The institutional representatives of the Financial Stability Council as of the time it was first established include Dr. Ernest Addison (BoG), Elsie Addo Awadzi (BoG), Charles Adu Boahen (who was recently fired by the President, represented the Ministry of Finance), Justice Yaw Ofori (NIC), Daniel Ogbarmey Tetteh (SEC), Hayford Atta Krufi (NPRA), and Ignatius Wilson (DPC).
Speaking at a roundtable organised by the Citizen’s Coalition in Accra on “Interrogating Ghana’s 2023 budget and Economic Policy as a pathway to Economic recovery”, Prof Prempeh said a stronger Fiscal Council could do Ghana a lot of good.
“Part of what I think has gotten us to this problem is that when we started off the Eurobond thing, it was good”, he observed, adding: “But I think that given the nature of our politics and our governance, it should have been very clear to us that we need a domestic IMF substitute”.
“That is if IMF is not there, you need, yourself, to put in certain guard rails and certain institutional frameworks so that you will be more fiscally responsible and not have to go back to the IMF,” he said.
“We have an IMF substitute on paper called the Fiscal Council and even the one that was on paper was really not that strong. If you want to go to the IMF and you are still not fiscally disciplined, it won’t work,” he said.
At the same event, Prof Prempeh said the National Cathedral is not a sensible project to undertake in the midst of an economic crisis.
In his view, the government could use the site for the project, for a more sensible venture.
“When you are in a crisis, you can do exceptional things, I don’t see anything in the budget to suggest that this is a crisis and that this is being done as an emergency measure,” Professor Prempeh said.
“This is not the time for vanity projects but we have preserved a vanity project in the form of the cathedral. I was expecting that this being a crisis period, we will reflect on that decision and say: ‘even if this is sensible to do at all’ – and I do not think so – that it will not be the appropriate period or we will change the idea to something else".
“There is a lot that we can still do with that site which can make sense”.
“So, generally it is a missed opportunity in terms of seeing this as a crisis moment and seeing it as a moment to reset the button”, Prof Prempeh noted.

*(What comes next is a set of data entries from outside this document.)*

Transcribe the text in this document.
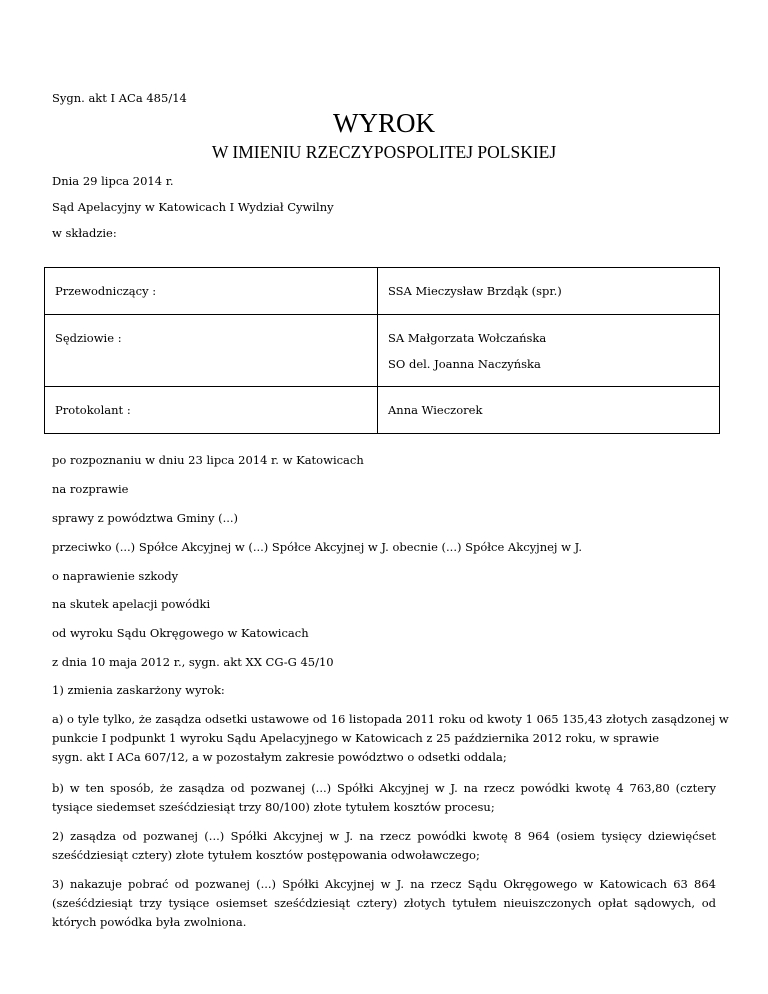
Sygn. akt I ACa 485/14
WYROK
W IMIENIU RZECZYPOSPOLITEJ POLSKIEJ
Dnia 29 lipca 2014 r.
Sąd Apelacyjny w Katowicach I Wydział Cywilny
w składzie:
Przewodniczący :	SSA Mieczysław Brzdąk (spr.)

Sędziowie :	SA Małgorzata Wołczańska
SO del. Joanna Naczyńska

Protokolant :	Anna Wieczorek
po rozpoznaniu w dniu 23 lipca 2014 r. w Katowicach
na rozprawie
sprawy z powództwa Gminy (...)
przeciwko (...) Spółce Akcyjnej w (...) Spółce Akcyjnej w J. obecnie (...) Spółce Akcyjnej w J.
o naprawienie szkody
na skutek apelacji powódki
od wyroku Sądu Okręgowego w Katowicach
z dnia 10 maja 2012 r., sygn. akt XX CG-G 45/10
1) zmienia zaskarżony wyrok:
a) o tyle tylko, że zasądza odsetki ustawowe od 16 listopada 2011 roku od kwoty 1 065 135,43 złotych zasądzonej w
punkcie I podpunkt 1 wyroku Sądu Apelacyjnego w Katowicach z 25 października 2012 roku, w sprawie
sygn. akt I ACa 607/12, a w pozostałym zakresie powództwo o odsetki oddala;
b) w ten sposób, że zasądza od pozwanej (...) Spółki Akcyjnej w J. na rzecz powódki kwotę 4 763,80 (cztery tysiące siedemset sześćdziesiąt trzy 80/100) złote tytułem kosztów procesu;
2) zasądza od pozwanej (...) Spółki Akcyjnej w J. na rzecz powódki kwotę 8 964 (osiem tysięcy dziewięćset sześćdziesiąt cztery) złote tytułem kosztów postępowania odwoławczego;
3) nakazuje pobrać od pozwanej (...) Spółki Akcyjnej w J. na rzecz Sądu Okręgowego w Katowicach 63 864 (sześćdziesiąt trzy tysiące osiemset sześćdziesiąt cztery) złotych tytułem nieuiszczonych opłat sądowych, od których powódka była zwolniona.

“I think we have not quite done that”, he stressed.
“It looks to me that it is purely an emergency thing targeted at the IMF to approve a loan, as opposed to something that is going deep into the structure and our governance,” Professor H. Kwasi Prempeh admonished in his assessment.
Prof Prempeh is in good company with pressure group OccupyGhana which recently recommended that the government suspend all public expenditure on the National Cathedral considering that the country is going through an economic crisis.
“Whatever arguments there might have been to support spending now-non-existent money on the proposed National Cathedral, have been eroded by the dire straits that the nation faces”, the group said in a statement.
“Our current situation makes the continued commitment in the budget to spend GHS80m on the cathedral, look like a vanity project”, it noted.
OG said: “We lose nothing by suspending expenditure on that project until the economy recovers”.
The National Cathedral was a personal promise made to God by then-presidential candidate Nana Akufo-Addo if he won the 2016 election.